Une classification par familles chimiques
On dénombre plusieurs familles : les bêta-lactamines (pénicillines, céphalosporines), les macrolides, les tétracyclines ou encore les aminosides. Chaque famille possède sa propre stratégie d'attaque. Certaines percent la paroi de la bactérie, d'autres sabotent son usine à protéines. Mais les bactéries sont malignes. Elles mutent. Aujourd'hui, l'antibiorésistance est une menace mondiale majeure. On estime qu'en 2050, les infections résistantes pourraient tuer plus que le cancer si on ne change pas radicalement notre manière de consommer ces molécules. C'est un peu ironique : à force de vouloir trop se soigner, on finit par rendre les remèdes obsolètes.
Pourquoi les médecins sont-ils devenus si prudents ? Parce que chaque cure d'antibiotiques massacre aussi votre microbiote intestinal, cette armée de bonnes bactéries qui gère votre immunité et votre digestion. Il faut parfois plusieurs mois pour retrouver un équilibre parfait après un traitement de cheval. Car oui, la médecine est souvent une balance entre le bénéfice immédiat et le risque à long terme.

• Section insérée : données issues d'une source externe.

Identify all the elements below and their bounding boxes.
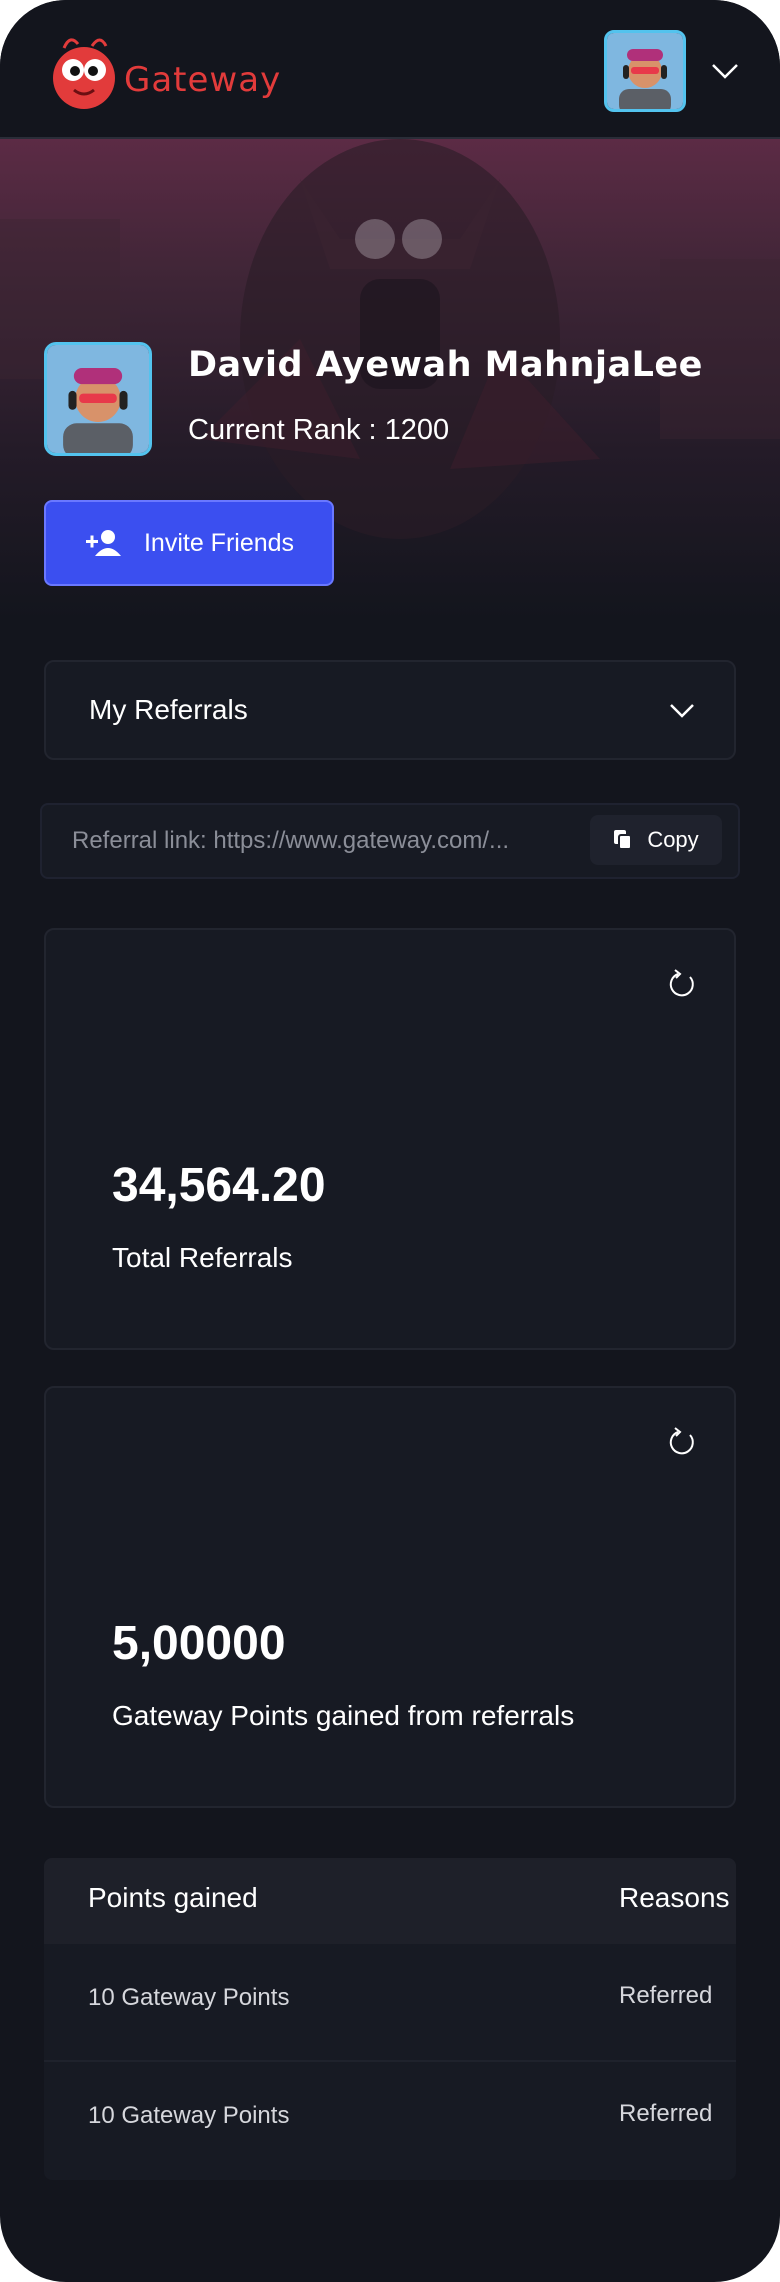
invite-friends-label: Invite Friends [143, 528, 295, 557]
total-referrals-card: 34,564.20 Total Referrals [44, 928, 736, 1350]
profile-avatar[interactable] [44, 342, 152, 456]
avatar-image [47, 345, 149, 453]
refresh-icon[interactable] [666, 968, 698, 1000]
copy-label: Copy [647, 827, 699, 852]
reason-cell: Referred [619, 2100, 713, 2127]
gateway-points-value: 5,00000 [112, 1617, 286, 1670]
column-header-reasons: Reasons [619, 1882, 730, 1913]
avatar-image [607, 33, 683, 109]
top-header: Gateway [0, 0, 780, 139]
table-row: 10 Gateway Points Referred [44, 2060, 736, 2176]
total-referrals-value: 34,564.20 [112, 1159, 326, 1212]
column-header-points: Points gained [88, 1882, 258, 1913]
copy-icon [614, 830, 633, 850]
brand-name: Gateway [124, 60, 282, 100]
refresh-icon[interactable] [666, 1426, 698, 1458]
app-screen: Gateway David Ayewah MahnjaLee Current R… [0, 0, 780, 2282]
add-user-icon [85, 530, 121, 556]
gateway-points-card: 5,00000 Gateway Points gained from refer… [44, 1386, 736, 1808]
invite-friends-button[interactable]: Invite Friends [44, 500, 334, 586]
chevron-down-icon [670, 704, 694, 718]
account-avatar[interactable] [604, 30, 686, 112]
referral-link-bar: Referral link: https://www.gateway.com/.… [40, 803, 740, 879]
my-referrals-label: My Referrals [89, 694, 248, 725]
gateway-points-caption: Gateway Points gained from referrals [112, 1700, 575, 1731]
table-header: Points gained Reasons [44, 1858, 736, 1944]
profile-name: David Ayewah MahnjaLee [188, 345, 703, 385]
points-cell: 10 Gateway Points [88, 1984, 290, 2011]
profile-hero: David Ayewah MahnjaLee Current Rank : 12… [0, 139, 780, 619]
table-row: 10 Gateway Points Referred [44, 1944, 736, 2060]
total-referrals-caption: Total Referrals [112, 1242, 293, 1273]
copy-button[interactable]: Copy [590, 815, 722, 865]
points-table: Points gained Reasons 10 Gateway Points … [44, 1858, 736, 2180]
profile-rank: Current Rank : 1200 [188, 414, 450, 446]
reason-cell: Referred [619, 1982, 713, 2009]
my-referrals-dropdown[interactable]: My Referrals [44, 660, 736, 760]
chevron-down-icon[interactable] [710, 60, 740, 82]
points-cell: 10 Gateway Points [88, 2102, 290, 2129]
referral-link-text: Referral link: https://www.gateway.com/.… [72, 827, 510, 854]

Médicaments chimiques versus biothérapies : le choc des cultures thérapeutiques
On a longtemps cru que la chimie de synthèse était l'alpha et l'omega de la pharmacie. Mais depuis une vingtaine d'années, une révolution silencieuse s'est opérée avec l'arrivée des biothérapies. Contrairement aux médicaments classiques issus de la pétrochimie ou de l'extraction végétale, les biomédicaments sont produits à partir de cellules vivantes ou d'organismes modifiés. C'est une approche radicalement différente. Là où une molécule d'aspirine comporte 21 atomes, un anticorps monoclonal en contient des dizaines de milliers. On compare souvent l'aspirine à un vélo et le biomédicament à un Airbus A380.
Le prix de l'innovation et les biosimilaires
Le coût de ces traitements est souvent prohibitif, atteignant parfois plusieurs dizaines de milliers d'euros par patient et par an. C'est là que le système de santé craque. Pour compenser, on voit apparaître les biosimilaires, qui sont aux biomédicaments ce que les génériques sont aux princeps, à ceci près que la copie n'est jamais strictement identique à l'originale du fait de la complexité du vivant. Pour certains spécialistes, cette nuance est cruciale, pour d'autres, c'est surtout une bataille de lobbying financier. Quoi qu'il en soit, ces nouveaux venus bousculent la hiérarchie traditionnelle des 4 principaux groupes de médicaments et forcent les autorités de santé à repenser les modes de remboursement.
Mais au final, est-ce que le patient s'y retrouve ? Pas forcément. La multiplication des options thérapeutiques crée un paradoxe de choix. On traite mieux, certes, mais on soigne aussi de plus en plus de symptômes plutôt que des causes profondes. On se retrouve avec des personnes âgées prenant plus de 10 comprimés par jour, un phénomène appelé polymédication, qui génère lui-même de nouveaux risques d'interactions médicamenteuses souvent méconnus. C'est le serpent qui se mord la queue, mais c'est aussi le prix d'une longévité accrue.